Upholding the rights of construction workers
Life as a construction worker
Every day we stand at the naka (road junction), looking for work. Being new to the city, it’s not just difficult to find work, no one wants to rent us a place either. Even when we manage to find work, we’re asked to furnish an ID proof; the lack of it opens up a new set of problems.
This cycle of events has kept repeating itself in Prakash Narvade’s life. Originally from Vidarbha in eastern Maharashtra, he was forced to leave his village when a drought struck. Hopes for a brighter future led him to seek employment in the city, but it’s not been too promising here either. At a time, he has managed to negotiate for only about eight days of work per month with the labour contractor. It has been difficult to meet even basic expenses with the wages received. And that’s not all. There are times when he has worked and not received any payment for it.
The concern of millions
Prakash is not the only one experiencing injustice at work. In a rapidly growing industry employing over over 41 million construction labourers across the country, this is an oft-heard tale.
As per the Building and Other Construction Workers Act (BOCW) 1996, for every construction project 1% of the total amount over ₹5 lakh should be submitted as ‘welfare cess’ to the Labour Department. The Maharashtra Government has not even been able to spend 6% of the total collections (amounting to ₹3,065 crore) so far. While there are about 55 lakh workers in the state, only about 3 lakh are registered. The national figures are even more distressing. On International Labour day itself, the Supreme Court rapped the central and state governments for sitting on ₹20,000–25,000 crore funds meant for the construction workers. According to the findings of an RTI activist, the government owes almost ₹10,000 to each labourer, and in states like Goa this amounts upto ₹5 lakh per labourer.
Labourers too are often in the dark about their social security entitlements and the government legislation that is in place. YUVA has been attempting to address this gap by facilitating access to basic identity documents that help in worker registration, and supporting labourers in the fight for their rights.
Ensuring wage recovery
‘Once I had worked but did not receive any wages. The labour contractor wouldn’t take my calls. I was helpless,” Prakash narrates. His friend asked him to approach the YUVA labour helpline. He registered the complaint, providing the necessary details. With additional pressure now on him, the contractor agreed to pay back, but it took many more calls and multiple home visits to finally make it happen.
“The contractor owed me ₹6,000. When he finally repaid me, I could pay off my house rent and meet some other expenses”, says Prakash.
The YUVA labour helpline was set up in 2012 to address the concerns of migrant workers in Navi Mumbai.
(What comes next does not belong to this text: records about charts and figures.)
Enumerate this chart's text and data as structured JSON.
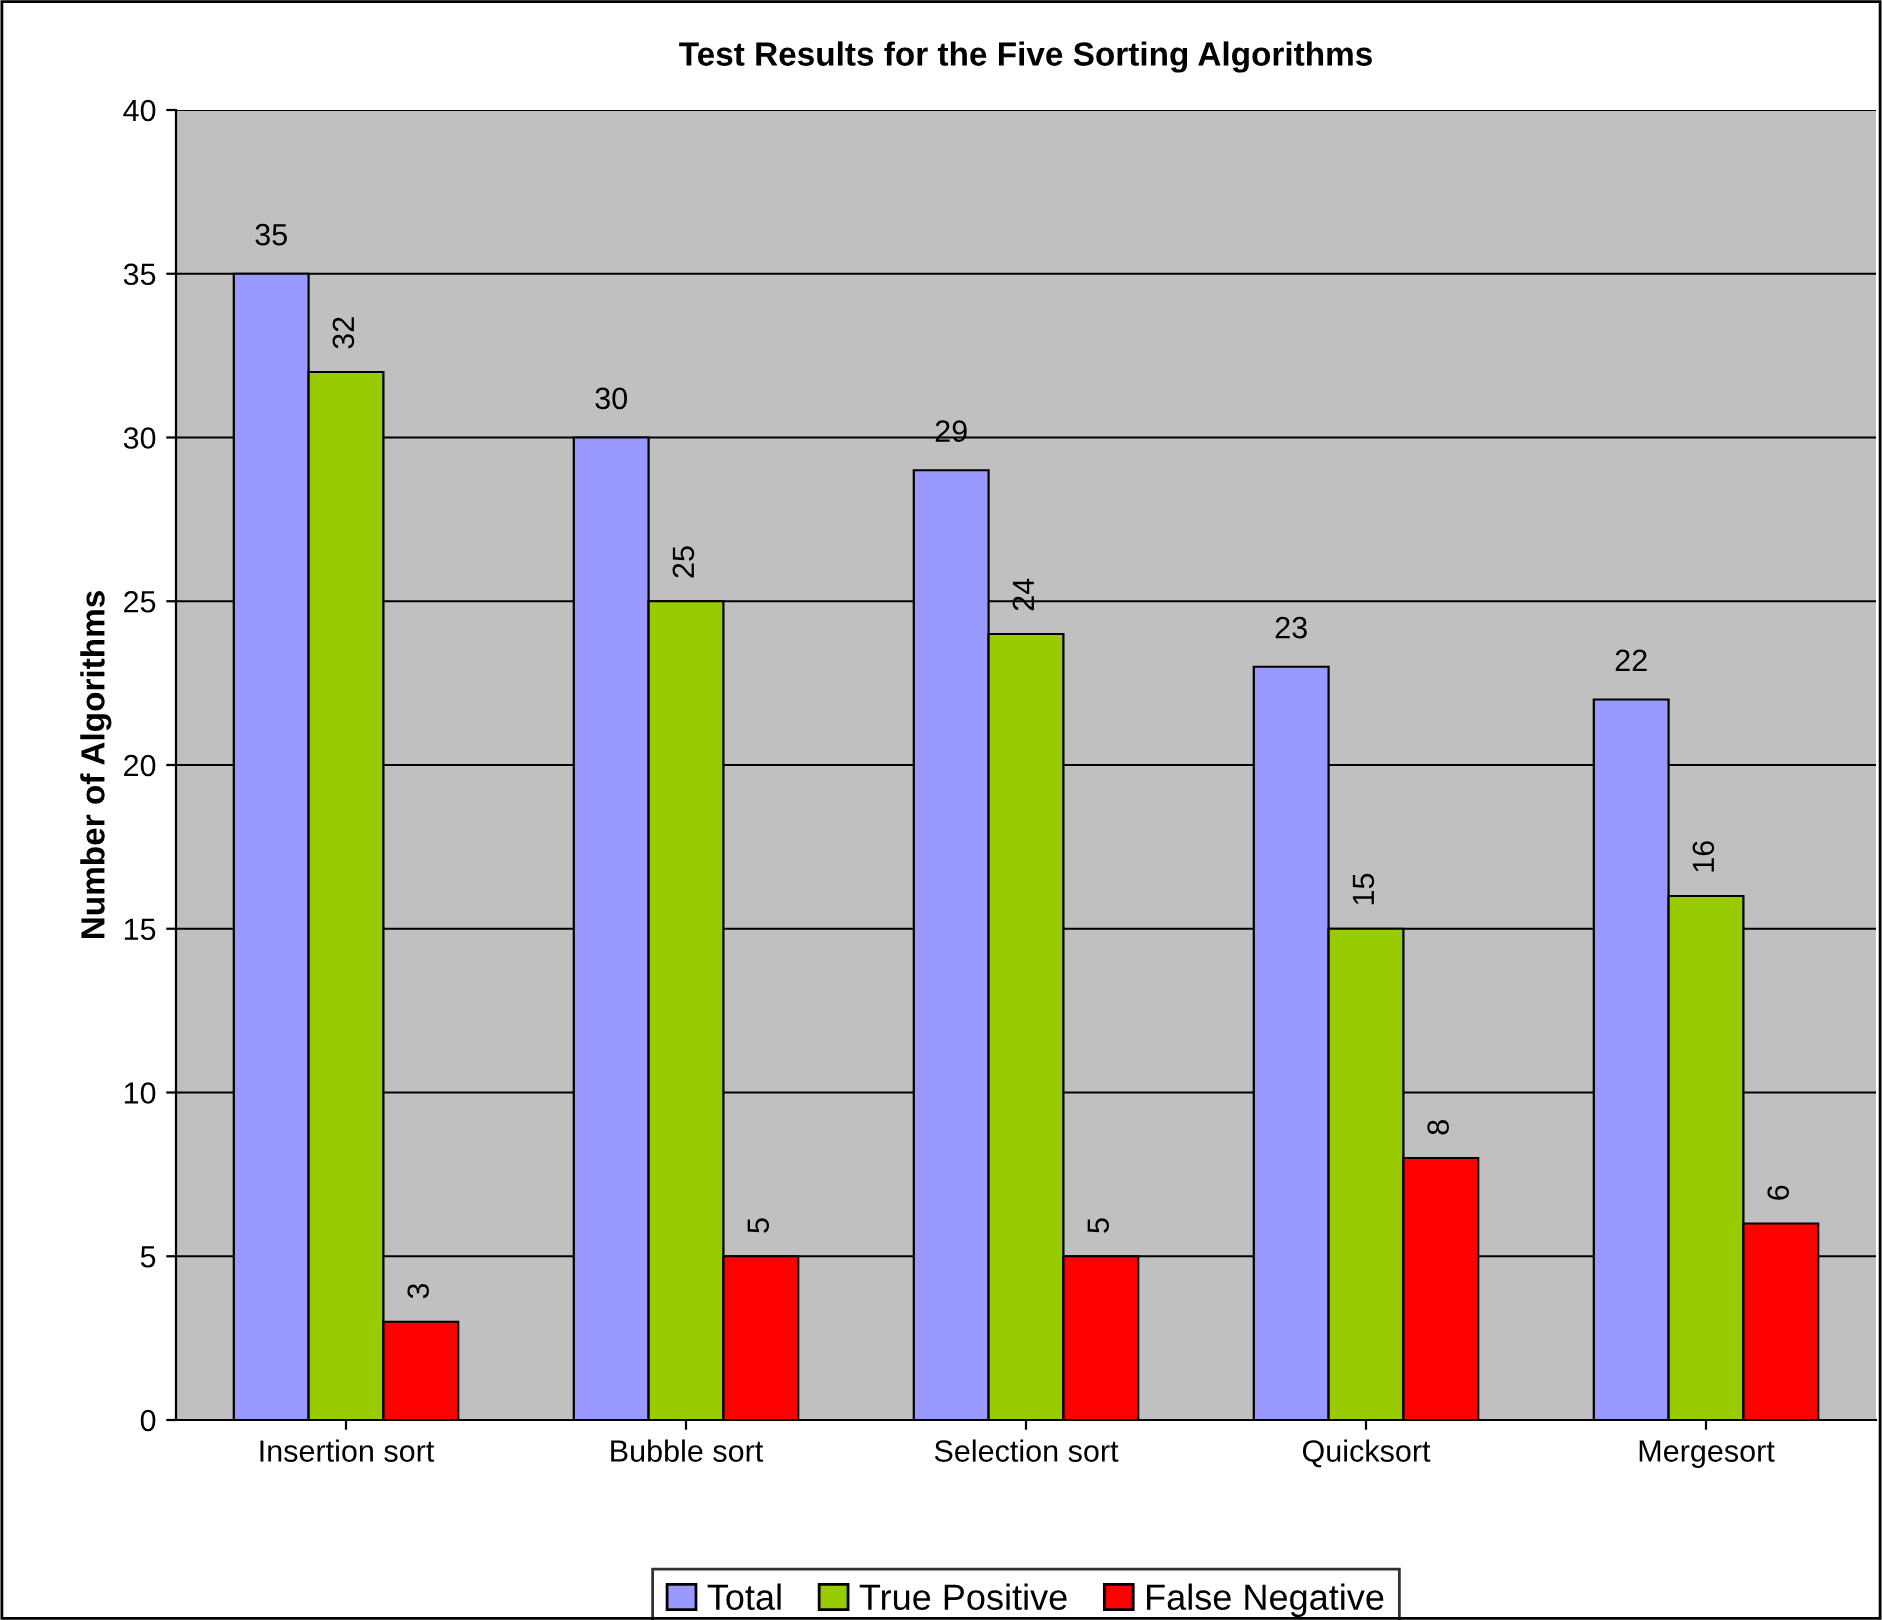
{
  "chart_data": {
    "type": "bar",
    "title": "Test Results for the Five Sorting Algorithms",
    "ylabel": "Number of Algorithms",
    "categories": [
      "Insertion sort",
      "Bubble sort",
      "Selection sort",
      "Quicksort",
      "Mergesort"
    ],
    "series": [
      {
        "name": "Total",
        "color": "#9999ff",
        "values": [
          35,
          30,
          29,
          23,
          22
        ]
      },
      {
        "name": "True Positive",
        "color": "#99cc00",
        "values": [
          32,
          25,
          24,
          15,
          16
        ]
      },
      {
        "name": "False Negative",
        "color": "#ff0000",
        "values": [
          3,
          5,
          5,
          8,
          6
        ]
      }
    ],
    "ylim": [
      0,
      40
    ],
    "yticks": [
      0,
      5,
      10,
      15,
      20,
      25,
      30,
      35,
      40
    ],
    "grid": "y",
    "legend": "bottom",
    "data_labels": true
  }
}
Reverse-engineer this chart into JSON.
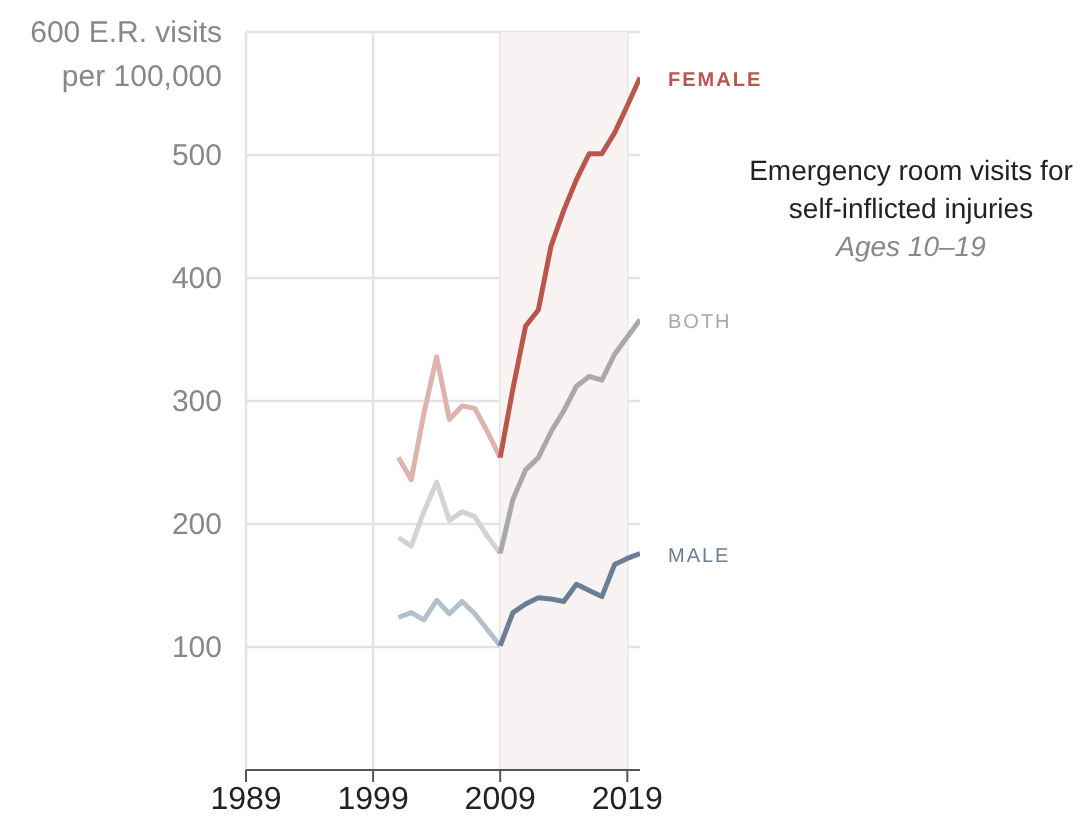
{
  "chart_data": {
    "type": "line",
    "title": "Emergency room visits for self-inflicted injuries",
    "subtitle": "Ages 10–19",
    "ylabel": "per 100,000",
    "xlim": [
      1989,
      2020
    ],
    "xticks": [
      1989,
      1999,
      2009,
      2019
    ],
    "ylim": [
      0,
      600
    ],
    "yticks": [
      100,
      200,
      300,
      400,
      500,
      {
        "value": 600,
        "label": "600 E.R. visits"
      }
    ],
    "grid": true,
    "legend": false,
    "marker": "none",
    "line_style": "solid",
    "bands": [
      {
        "axis": "x",
        "from": 2009,
        "to": 2019,
        "color": "#f8f2f2"
      }
    ],
    "series": [
      {
        "color": "#dfb3ad",
        "x": [
          2001,
          2002,
          2003,
          2004,
          2005,
          2006,
          2007,
          2008,
          2009
        ],
        "values": [
          254,
          236,
          290,
          336,
          285,
          296,
          294,
          275,
          254
        ]
      },
      {
        "color": "#d3d3d3",
        "x": [
          2001,
          2002,
          2003,
          2004,
          2005,
          2006,
          2007,
          2008,
          2009
        ],
        "values": [
          189,
          182,
          210,
          234,
          203,
          210,
          206,
          190,
          176
        ]
      },
      {
        "color": "#b3bfca",
        "x": [
          2001,
          2002,
          2003,
          2004,
          2005,
          2006,
          2007,
          2008,
          2009
        ],
        "values": [
          124,
          128,
          122,
          138,
          127,
          137,
          127,
          114,
          101
        ]
      },
      {
        "name": "FEMALE",
        "color": "#b9574c",
        "x": [
          2009,
          2010,
          2011,
          2012,
          2013,
          2014,
          2015,
          2016,
          2017,
          2018,
          2019,
          2020
        ],
        "values": [
          254,
          310,
          361,
          374,
          426,
          455,
          480,
          501,
          501,
          518,
          540,
          563
        ]
      },
      {
        "name": "BOTH",
        "color": "#a9a9a9",
        "x": [
          2009,
          2010,
          2011,
          2012,
          2013,
          2014,
          2015,
          2016,
          2017,
          2018,
          2019,
          2020
        ],
        "values": [
          176,
          220,
          244,
          254,
          275,
          292,
          312,
          320,
          317,
          338,
          352,
          366
        ]
      },
      {
        "name": "MALE",
        "color": "#6b7f94",
        "x": [
          2009,
          2010,
          2011,
          2012,
          2013,
          2014,
          2015,
          2016,
          2017,
          2018,
          2019,
          2020
        ],
        "values": [
          101,
          128,
          135,
          140,
          139,
          137,
          151,
          146,
          141,
          167,
          172,
          176
        ]
      }
    ]
  }
}
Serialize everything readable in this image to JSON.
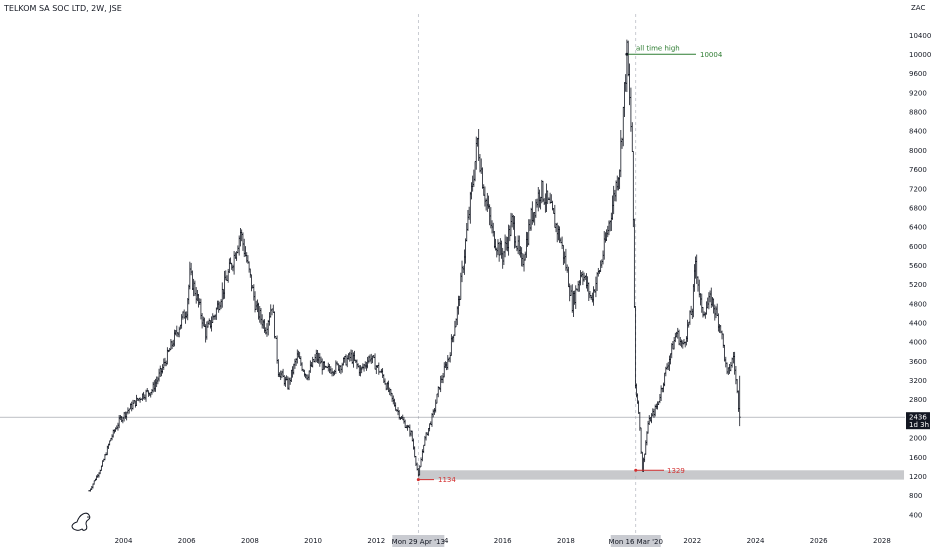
{
  "header": {
    "title": "TELKOM SA SOC LTD, 2W, JSE"
  },
  "currency_label": "ZAC",
  "current_price_label": {
    "price": "2436",
    "countdown": "1d 3h",
    "bg_color": "#131722"
  },
  "annotations": {
    "ath_text": "all time high",
    "ath_value": "10004",
    "low1_value": "1134",
    "low2_value": "1329",
    "marker_date_1": "Mon 29 Apr '13",
    "marker_date_2": "Mon 16 Mar '20",
    "colors": {
      "green": "#2e7d32",
      "red": "#d32f2f",
      "zone": "#c8c9cc"
    }
  },
  "logo": {
    "icon": "dino-logo-icon"
  },
  "chart_data": {
    "type": "ohlc",
    "title": "TELKOM SA SOC LTD, 2W, JSE",
    "y_unit": "ZAC",
    "x_ticks": [
      "2004",
      "2006",
      "2008",
      "2010",
      "2012",
      "2014",
      "2016",
      "2018",
      "2020",
      "2022",
      "2024",
      "2026",
      "2028"
    ],
    "y_ticks": [
      400,
      800,
      1200,
      1600,
      2000,
      2400,
      2800,
      3200,
      3600,
      4000,
      4400,
      4800,
      5200,
      5600,
      6000,
      6400,
      6800,
      7200,
      7600,
      8000,
      8400,
      8800,
      9200,
      9600,
      10000,
      10400
    ],
    "ylim": [
      0,
      10800
    ],
    "xlim": [
      2002.6,
      2028.7
    ],
    "grid": false,
    "series": [
      {
        "price_path": [
          [
            2002.92,
            900
          ],
          [
            2003.3,
            1400
          ],
          [
            2003.6,
            2000
          ],
          [
            2003.9,
            2400
          ],
          [
            2004.3,
            2700
          ],
          [
            2004.6,
            2900
          ],
          [
            2004.9,
            3000
          ],
          [
            2005.2,
            3400
          ],
          [
            2005.5,
            3900
          ],
          [
            2005.8,
            4400
          ],
          [
            2006.0,
            4700
          ],
          [
            2006.1,
            5400
          ],
          [
            2006.3,
            5000
          ],
          [
            2006.6,
            4200
          ],
          [
            2006.9,
            4600
          ],
          [
            2007.2,
            5200
          ],
          [
            2007.5,
            5800
          ],
          [
            2007.7,
            6300
          ],
          [
            2007.9,
            5700
          ],
          [
            2008.2,
            4700
          ],
          [
            2008.5,
            4300
          ],
          [
            2008.7,
            4800
          ],
          [
            2008.9,
            3400
          ],
          [
            2009.2,
            3100
          ],
          [
            2009.5,
            3700
          ],
          [
            2009.8,
            3300
          ],
          [
            2010.1,
            3700
          ],
          [
            2010.4,
            3400
          ],
          [
            2010.8,
            3500
          ],
          [
            2011.2,
            3700
          ],
          [
            2011.5,
            3400
          ],
          [
            2011.8,
            3700
          ],
          [
            2012.2,
            3300
          ],
          [
            2012.5,
            2800
          ],
          [
            2012.8,
            2400
          ],
          [
            2013.1,
            2100
          ],
          [
            2013.33,
            1200
          ],
          [
            2013.5,
            1900
          ],
          [
            2013.8,
            2500
          ],
          [
            2014.0,
            3100
          ],
          [
            2014.3,
            3700
          ],
          [
            2014.6,
            4800
          ],
          [
            2014.9,
            6500
          ],
          [
            2015.2,
            8200
          ],
          [
            2015.4,
            7200
          ],
          [
            2015.7,
            6200
          ],
          [
            2016.0,
            5800
          ],
          [
            2016.3,
            6500
          ],
          [
            2016.6,
            5600
          ],
          [
            2016.9,
            6600
          ],
          [
            2017.2,
            7200
          ],
          [
            2017.5,
            6800
          ],
          [
            2017.8,
            6200
          ],
          [
            2018.0,
            5600
          ],
          [
            2018.2,
            4800
          ],
          [
            2018.5,
            5500
          ],
          [
            2018.8,
            4900
          ],
          [
            2019.1,
            5600
          ],
          [
            2019.4,
            6600
          ],
          [
            2019.7,
            7700
          ],
          [
            2019.93,
            10004
          ],
          [
            2020.1,
            8000
          ],
          [
            2020.2,
            3100
          ],
          [
            2020.3,
            2600
          ],
          [
            2020.42,
            1329
          ],
          [
            2020.6,
            2300
          ],
          [
            2020.9,
            2700
          ],
          [
            2021.2,
            3500
          ],
          [
            2021.5,
            4200
          ],
          [
            2021.7,
            3900
          ],
          [
            2022.0,
            4700
          ],
          [
            2022.1,
            5700
          ],
          [
            2022.3,
            4600
          ],
          [
            2022.6,
            4900
          ],
          [
            2022.9,
            4300
          ],
          [
            2023.1,
            3300
          ],
          [
            2023.3,
            3700
          ],
          [
            2023.5,
            2436
          ]
        ]
      }
    ],
    "markers": [
      {
        "label": "all time high",
        "date": 2019.93,
        "value": 10004
      },
      {
        "label": "low",
        "date": 2013.33,
        "value": 1134
      },
      {
        "label": "low",
        "date": 2020.21,
        "value": 1329
      }
    ],
    "support_zone": [
      1134,
      1329
    ],
    "last_price": 2436
  }
}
The helpline is a medium to negotiate with builders and contractors, to ensure that labour rights are upheld.
Since being set up, the labour helpline has registered over 500 cases, 400 of which have been resolved. Over ₹62 lakh wages have been recovered and repaid to those who toiled for it.
Our efforts since 2012 pay off: The Maharashtra BOCW Welfare Board registers #ConstructionWorkers of Navi Mumbai, paving the way for their #socialsecurity. A milestone guiding future achievements #unequalrealities #leavenoonebehind #right2city pic.twitter.com/vTEwd2WcTi
— YUVA (@OfficialYUVA) December 23, 2017
Upon earning his dues, and with the knowledge of how this has been enabled, Prakash’s confidence has received a boost. Nowadays, he tries to ensure that others around him don’t remain silent when they are in a similar predicament.
‘We have a right to fair wages for the work we engage in. No one should try to deprive us of our dues’, he says.
Only when funds allocated for informal workers are made accessible to them and utilised for their healthcare, housing, education and other welfare requirements, will quality of life improve among millions of exploited labourers.
Currently, YUVA is in touch with the State Labour Commission to institutionalise the labour helpline and run it across other districts beyond the Mumbai Metropolitan Region. Worker registration formalities are also being facilitated alongside. The act of claiming social security for workers is gradually receiving greater support from administrative authorities, and we are hopeful about expanding the reach of the helpline.